As Rob discussed points, he referred to Richard's story to illustrate this. He said not to get hung up on the sign of shivering ceasing as body temperature drops. It is not an important sign to notice. Rob also mentioned that in his opinion 40% of parties didn't carry the means to enable the treatment for moderate hypothermia i.e. shelter and a change of clothes, and a stove to make hot drinks etc.

A rough guide to giving hot drinks is if they can hold it, they can drink it. Holding a drink in your palms shifts warm blood directly to the core - same for feet. When we are cold, we pee a lot of clear urine as the blood goes into the core so the kidneys increase urine production to keep the blood from becoming too thick. This means we can't use urine output as a guide to hydration. Dehydration means we will get cold injuries more easily as the body needs water to metabolise properly and thus produce heat. He said a lot of advances in treating hypothermia come about when wars take places in cold regions e.g. the Falkland war.

Rob emphasized various points including the necessity to gentle handling when someone is in severe hypothermia as rough handling will trigger cardiac fibrillation i.e. cardiac arrest. He said it was good to do mouth to mouth but cardiac compressions were definitely a no-no! The idea of getting into a sleeping bag with someone or applying direct warmth was not feasible as this would cause blood to shift from the core to the periphery, thus dropping the core temperature further still. The peripheral blood would then recirculate to the core and because it was much colder than the core it would drop the core temperature even more.

Rob said the right treatment for severe hypothermia is to insulate the victim from the ground, get them under shelter, into warm, dry clothing and gently roll them and position the bottom layer of a sleeping bag under them, zip it up and then have other bags on top.
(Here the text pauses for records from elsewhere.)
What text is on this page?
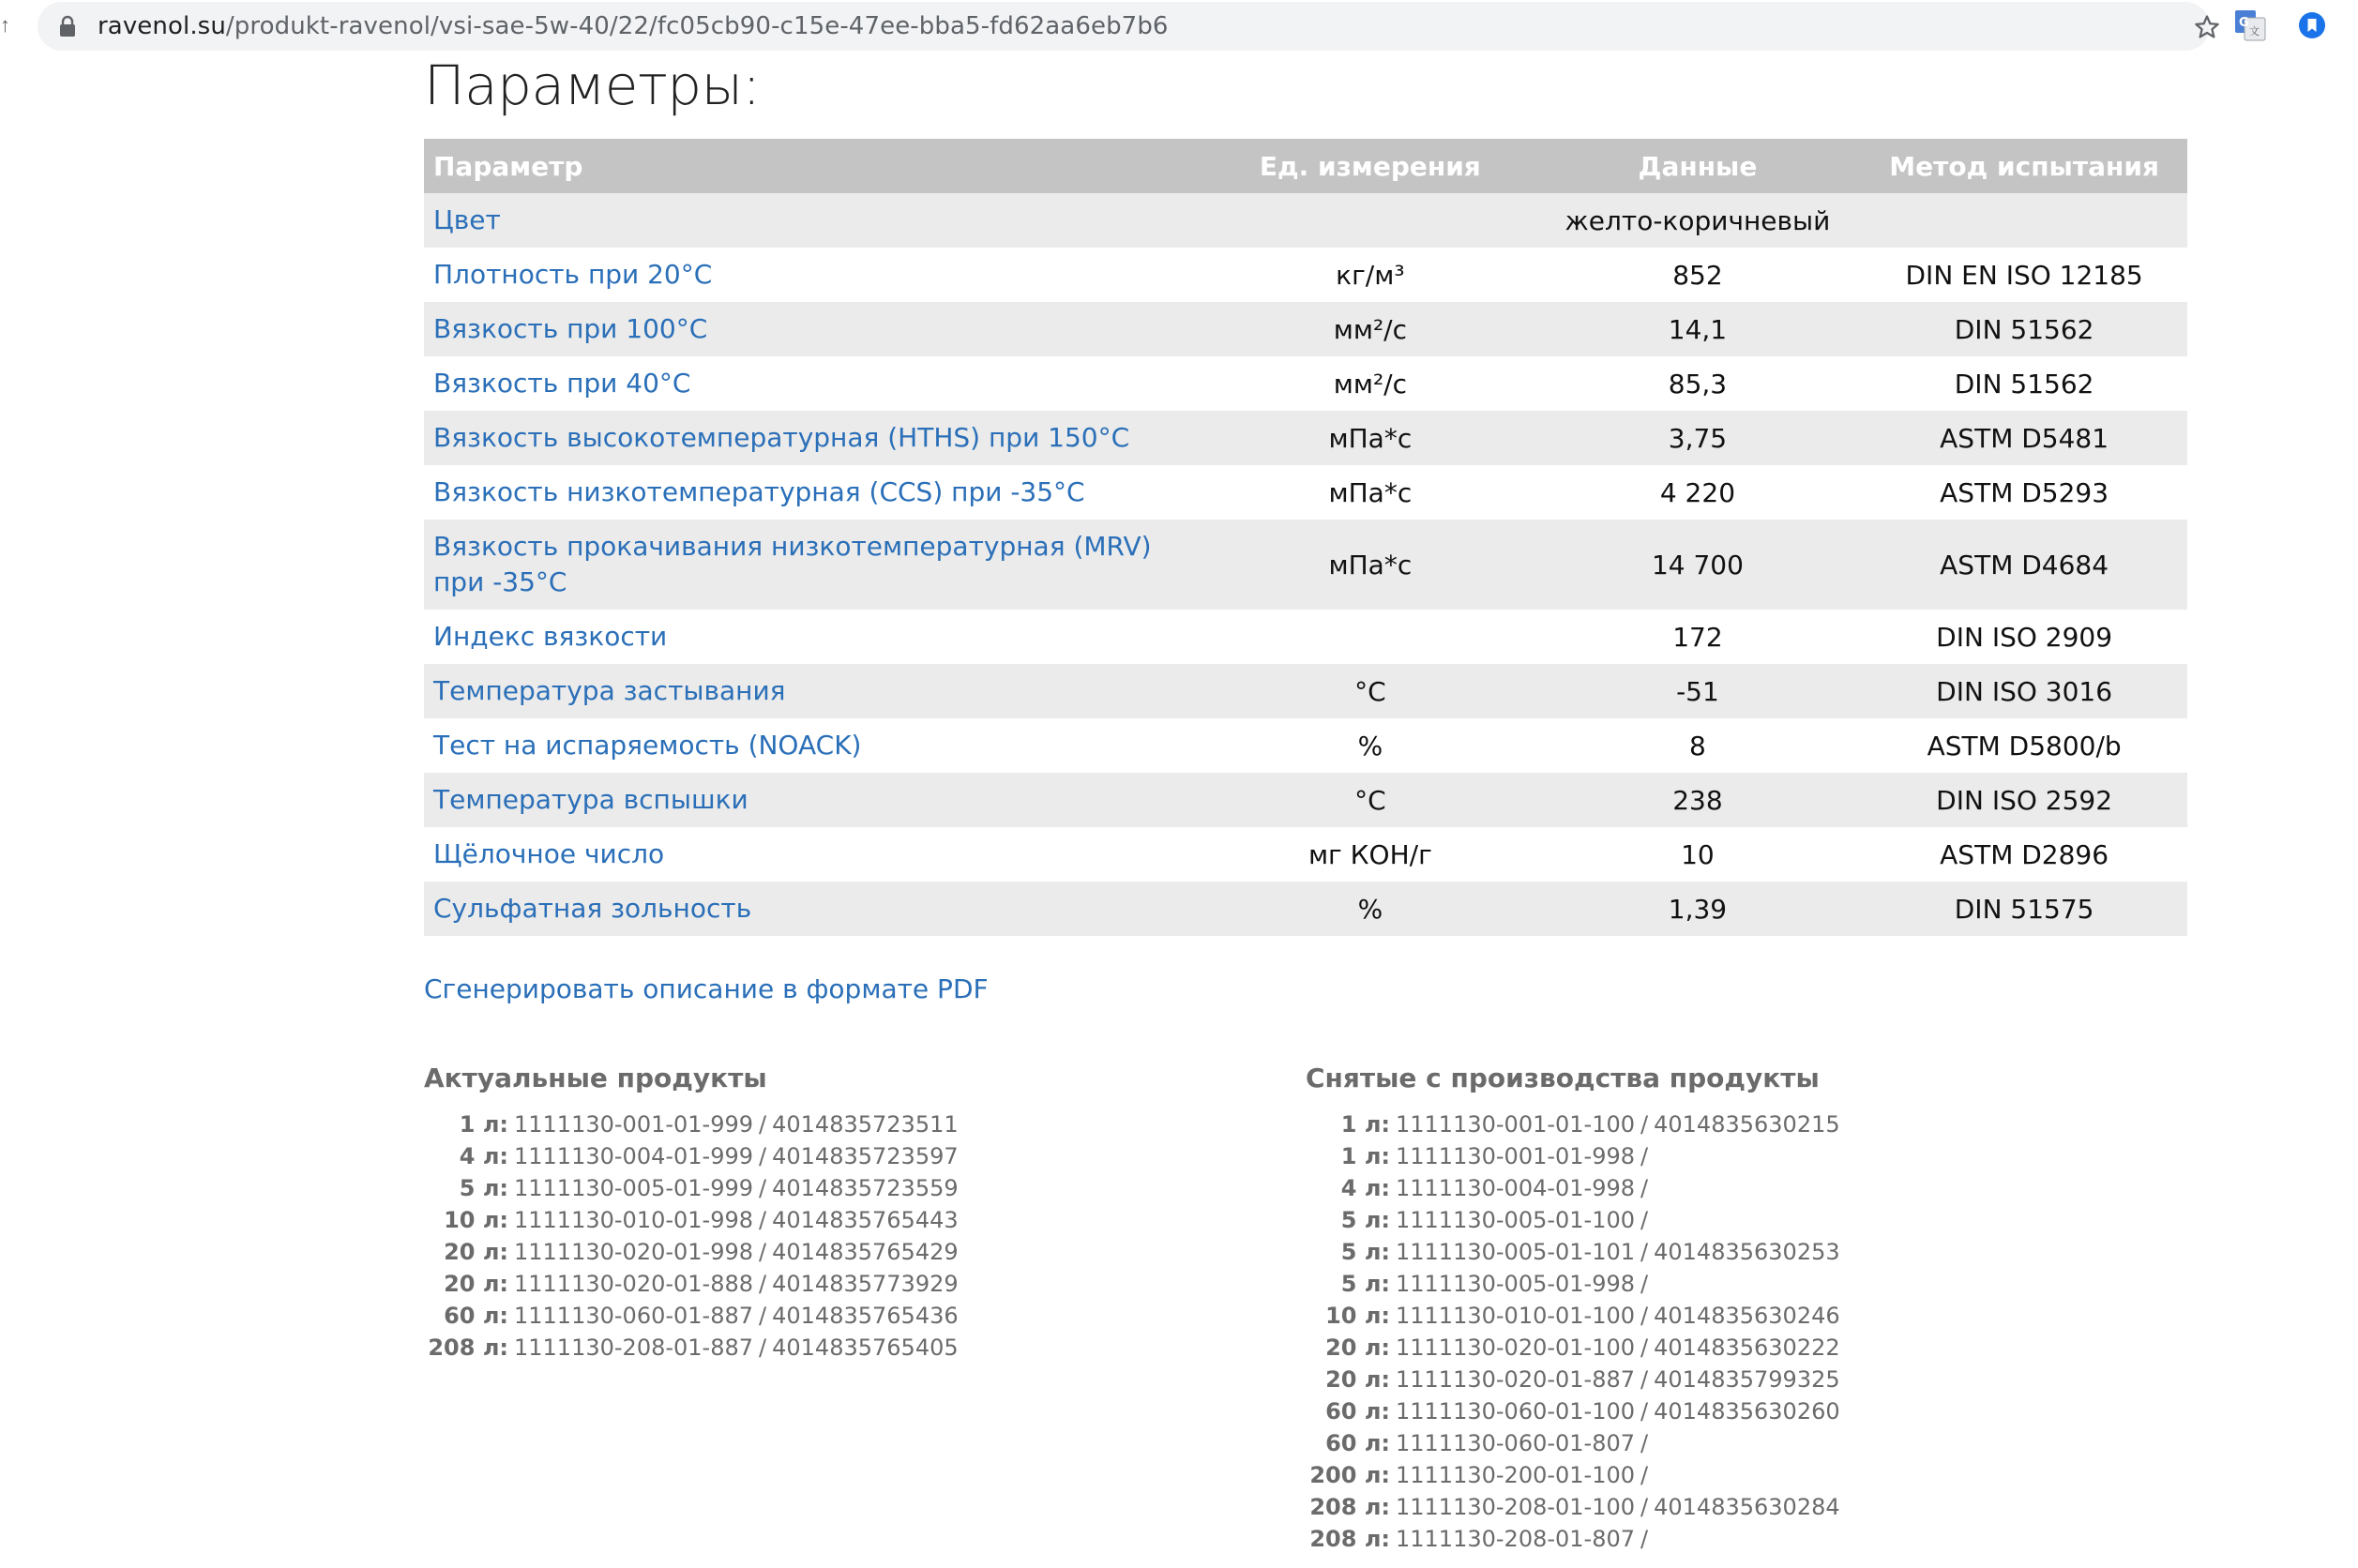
↑	ravenol.su/produkt-ravenol/vsi-sae-5w-40/22/fc05cb90-c15e-47ee-bba5-fd62aa6eb7b6	G
文
Параметры:
Параметр	Ед. измерения	Данные	Метод испытания
Цвет		желто-коричневый	
Плотность при 20°C	кг/м³	852	DIN EN ISO 12185
Вязкость при 100°C	мм²/с	14,1	DIN 51562
Вязкость при 40°C	мм²/с	85,3	DIN 51562
Вязкость высокотемпературная (HTHS) при 150°C	мПа*с	3,75	ASTM D5481
Вязкость низкотемпературная (CCS) при -35°C	мПа*с	4 220	ASTM D5293
Вязкость прокачивания низкотемпературная (MRV) при -35°C	мПа*с	14 700	ASTM D4684
Индекс вязкости		172	DIN ISO 2909
Температура застывания	°C	-51	DIN ISO 3016
Тест на испаряемость (NOACK)	%	8	ASTM D5800/b
Температура вспышки	°C	238	DIN ISO 2592
Щёлочное число	мг КОН/г	10	ASTM D2896
Сульфатная зольность	%	1,39	DIN 51575
Сгенерировать описание в формате PDF
Актуальные продукты
1 л: 1111130-001-01-999 / 4014835723511
4 л: 1111130-004-01-999 / 4014835723597
5 л: 1111130-005-01-999 / 4014835723559
10 л: 1111130-010-01-998 / 4014835765443
20 л: 1111130-020-01-998 / 4014835765429
20 л: 1111130-020-01-888 / 4014835773929
60 л: 1111130-060-01-887 / 4014835765436
208 л: 1111130-208-01-887 / 4014835765405
Снятые с производства продукты
1 л: 1111130-001-01-100 / 4014835630215
1 л: 1111130-001-01-998 /
4 л: 1111130-004-01-998 /
5 л: 1111130-005-01-100 /
5 л: 1111130-005-01-101 / 4014835630253
5 л: 1111130-005-01-998 /
10 л: 1111130-010-01-100 / 4014835630246
20 л: 1111130-020-01-100 / 4014835630222
20 л: 1111130-020-01-887 / 4014835799325
60 л: 1111130-060-01-100 / 4014835630260
60 л: 1111130-060-01-807 /
200 л: 1111130-200-01-100 /
208 л: 1111130-208-01-100 / 4014835630284
208 л: 1111130-208-01-807 /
Rob then covered 3 other cold injuries:

COLD SHOCK

Due to cold water immersion, comes on quickly, unlike hypothermia. Some people can get a gasping reflex which leads to aspiration. The treatment is to get moving as the periphery is cold but the core is warm and glucose/glycogen levels are still OK.

NON-FREEZING COLD INJURY

Peripheral loss of sensation, white, mottled, c/- itching, one form is trench foot - can occur in the tropics. Caused by continually wet feet, so prevention is to sleep with dry feet. The mechanism is lack of blood supply to the nerve tissue which leads to death of nerves. The treatment is to swing feet/arms and kneel on pack, raising and lowering knees to work the quads to shunt blood to the feet.

FROSTBITE (FREEZING COLD INJURY)

Rob elicited aggravating factors from us: constriction from crampons, gloves, neoprene booties, overexertion, sweating, dehydration

He divided frostbite into 3 levels of severity: superficial (white dots)/partial thickness (hard to touch)/full thickness. The treatment was only to thaw out the part if it could be protected from refreezing as thawing causes water to leach out of the cells, like frozen fish that releases water. You could only thaw the foot out if you could maintain a water bath at 108° F (42° C).

Finally, Rob summarized that he'd talked about 4 cold injuries and repeated what they were. I don't doubt that all of us learnt at least a couple of new things about hypothermia. It was very timely to have Rob come to talk to us again. We are indeed fortunate to have so experienced and effective a guest speaker on this topic.

Thank you, Rob and Alan Ross for inviting Rob to do his presentation.